En fin, en cuanto escuchamos el fuerte zumbido de la manguera escupiendo el chorro de gas blanco, todos salimos a las calles alborotados. Pedían a gritos que abrieran las puertas para pasar hasta los jardines para así, hacer mas eficiente el trabajo; y yo muy dispuesta a colaborar, apurada me asome a la puerta de la calle.
El camión venia por la esquina largando a presión, y de lado a lado, el tan esperado humo inmaculado. Y a pesar de estar aún lejos, me detuve en seco al percibir el olor ácido del veneno que golpeó como portazo mi nariz, moviendo pestañas, copete y labios.
Sentí un extraño latigazo en el pecho y supe, que la huida era mi única salida. Como cucaracha en peligro, insecto que sabemos no conoce la extinción, cargue al perro y a la gata y corrí rampa arriba a encerrarme con ellos en la casa.

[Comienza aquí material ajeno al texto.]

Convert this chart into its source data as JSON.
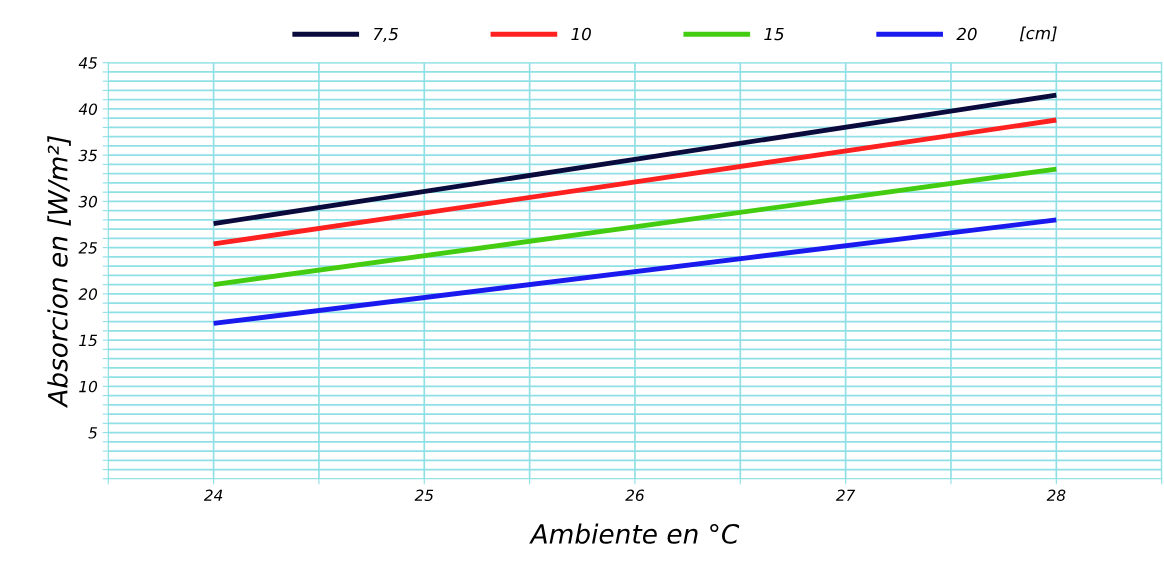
{
  "chart_data": {
    "type": "line",
    "xlabel": "Ambiente en °C",
    "ylabel": "Absorcion en [W/m²]",
    "legend_title": "[cm]",
    "legend": "top",
    "x": [
      24,
      28
    ],
    "series": [
      {
        "name": "7,5",
        "color": "#0a0a3c",
        "values": [
          27.6,
          41.5
        ]
      },
      {
        "name": "10",
        "color": "#ff2020",
        "values": [
          25.4,
          38.8
        ]
      },
      {
        "name": "15",
        "color": "#44cc11",
        "values": [
          21.0,
          33.5
        ]
      },
      {
        "name": "20",
        "color": "#1a1aee",
        "values": [
          16.8,
          28.0
        ]
      }
    ],
    "xlim": [
      23.5,
      28.5
    ],
    "xticks": [
      {
        "value": 23.5,
        "label": null
      },
      24,
      {
        "value": 24.5,
        "label": null
      },
      25,
      {
        "value": 25.5,
        "label": null
      },
      26,
      {
        "value": 26.5,
        "label": null
      },
      27,
      {
        "value": 27.5,
        "label": null
      },
      28,
      {
        "value": 28.5,
        "label": null
      }
    ],
    "ylim": [
      0,
      45
    ],
    "yticks": [
      {
        "value": 0,
        "label": null
      },
      {
        "value": 1,
        "label": null
      },
      {
        "value": 2,
        "label": null
      },
      {
        "value": 3,
        "label": null
      },
      {
        "value": 4,
        "label": null
      },
      5,
      {
        "value": 6,
        "label": null
      },
      {
        "value": 7,
        "label": null
      },
      {
        "value": 8,
        "label": null
      },
      {
        "value": 9,
        "label": null
      },
      10,
      {
        "value": 11,
        "label": null
      },
      {
        "value": 12,
        "label": null
      },
      {
        "value": 13,
        "label": null
      },
      {
        "value": 14,
        "label": null
      },
      15,
      {
        "value": 16,
        "label": null
      },
      {
        "value": 17,
        "label": null
      },
      {
        "value": 18,
        "label": null
      },
      {
        "value": 19,
        "label": null
      },
      20,
      {
        "value": 21,
        "label": null
      },
      {
        "value": 22,
        "label": null
      },
      {
        "value": 23,
        "label": null
      },
      {
        "value": 24,
        "label": null
      },
      25,
      {
        "value": 26,
        "label": null
      },
      {
        "value": 27,
        "label": null
      },
      {
        "value": 28,
        "label": null
      },
      {
        "value": 29,
        "label": null
      },
      30,
      {
        "value": 31,
        "label": null
      },
      {
        "value": 32,
        "label": null
      },
      {
        "value": 33,
        "label": null
      },
      {
        "value": 34,
        "label": null
      },
      35,
      {
        "value": 36,
        "label": null
      },
      {
        "value": 37,
        "label": null
      },
      {
        "value": 38,
        "label": null
      },
      {
        "value": 39,
        "label": null
      },
      40,
      {
        "value": 41,
        "label": null
      },
      {
        "value": 42,
        "label": null
      },
      {
        "value": 43,
        "label": null
      },
      {
        "value": 44,
        "label": null
      },
      45
    ],
    "grid": true,
    "marker": "none",
    "line_style": "solid"
  }
}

Y efectivamente esa tarde, luego del paso del eficiente asesino, moscas y zancudos cayeron junto conmigo.
Viaje a infiernos con humo blanco, unos de veneno y moscas, otros de mascarilla que rocían frío. La vida se vuelve dudosa a través de lentes empañados
Un enfermero joven me pregunta cómo me siento. Qué puedo responder si siento todo, mis brazos pinchados, el hedor a cloro, la mascarilla apretando mi cara, y revolotea de nuevo frente a mí, alba humarada. Pero esta es amable. Me vence una lágrima y respiro aliviada.
Mi pensamiento solidario vuela sobre las afortunadas cucarachas que, airosas, logran huir desde hace siglos de aerosoles y zapatos humanos.
Un guapo doctor interrumpe mi delirio. Tal vez piensa que aún me duelen los magullados brazos, y amablemente revisa, acariciando sin malicia, los moretones tatuados.
Ahora, aprieta dulce mi mano y me convence de dejarme, por una muy experta enfermera, tomar la vía en otra de mis venas. Suspiro resignada, solo fue una coartada.
Idilio roto, aguja delgada, vena atrapada. Luces menos blancas. La verdad, podría ser cucaracha.